The Other Keystone: Constitution Pipeline in NY State

by Rona Fried

NY State banned fracking but that doesn’t mean lots of fracked gas can’t travel through the state.

The proposed Constitution Pipeline is being called the "Keystone Pipeline of Natural Gas" because they have so much in common. It would carry gas from Pennsylvania’s Marcellus Shale through NY State and into New England, and many believe the goal is to export it. 

Like the Keystone export pipeline, it would travel over very sensitive territory in some of NY State’s most treasured, protected areas. Its 125-mile route would endanger some 270 lakes, rivers and wetlands, while clear-cutting 1000 acres of forest. And also like Keystone, it would be forced on landowners without their permission.

Constitution meets an existing pipeline near Schenectady:

Constitution Pipeline

Since the pipeline crosses state lines, it was approved – many say "rubber-stamped" – on the federal level by the Federal Energy Regulatory Commission (FERC) in October. There was no environmental review or opportunity for the public to comment. Now the decision lies with NY’s Department of Environment – they have to issue air and water permits.

"The day after the certificate was issued you have the company sending these threatening letters out to dozens of landowners along the proposed route essentially acting as if it’s already a done deal and they can now enter their land whether the landowners want them to or not and begin surveying and, by the way, sign on the dotted line or we’re taking you to court …
frankly what they’re trying to do is bully people," Daniel Estrin, the attorney representing them, told WAMC Northeast Public Radio.

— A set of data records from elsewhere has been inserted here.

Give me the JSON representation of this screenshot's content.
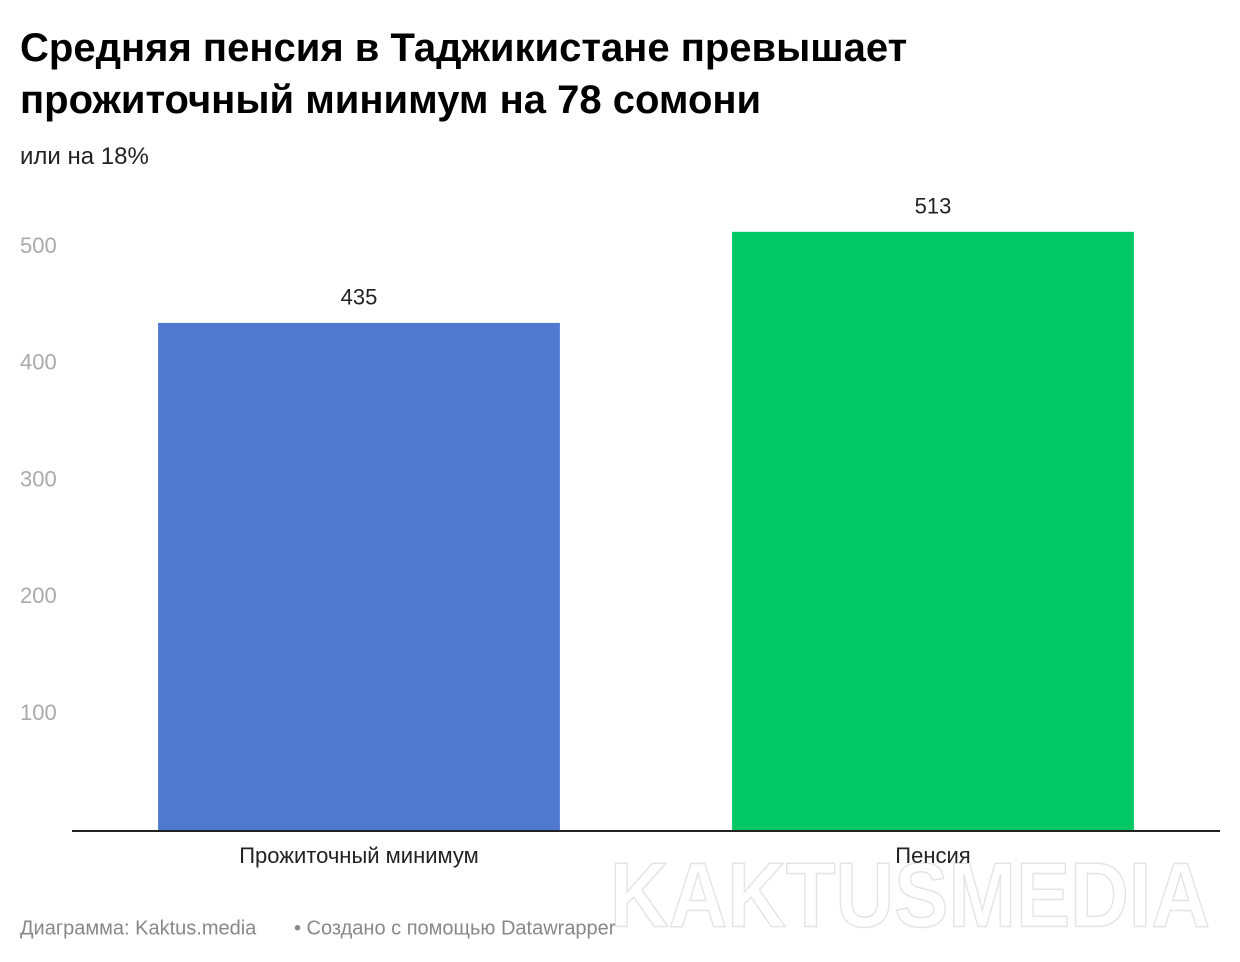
{
  "chart_data": {
    "type": "bar",
    "title": "Средняя пенсия в Таджикистане превышает прожиточный минимум на 78 сомони",
    "subtitle": "или на 18%",
    "categories": [
      "Прожиточный минимум",
      "Пенсия"
    ],
    "values": [
      435,
      513
    ],
    "colors": [
      "#4f78cf",
      "#00c864"
    ],
    "ylim": [
      0,
      500
    ],
    "yticks": [
      100,
      200,
      300,
      400,
      500
    ],
    "grid": false,
    "source": "Диаграмма: Kaktus.media",
    "credit": "• Создано с помощью Datawrapper",
    "watermark": "KAKTUSMEDIA"
  }
}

The Constitution Pipeline is one of about eight interstate pipelines FERC could approve, all of which would carry gas from Marcellus Shale. FERC has rarely, if ever, rejected a pipeline or the proposed export terminals they lead to. Activists are fighting all of them.

Besides exploding trains all over the place, the US is being flooded with proposals for pipelines, compressed gas stations and LNG plants. This is what it really means to be energy independent – if we continue to rely on fossil fuels.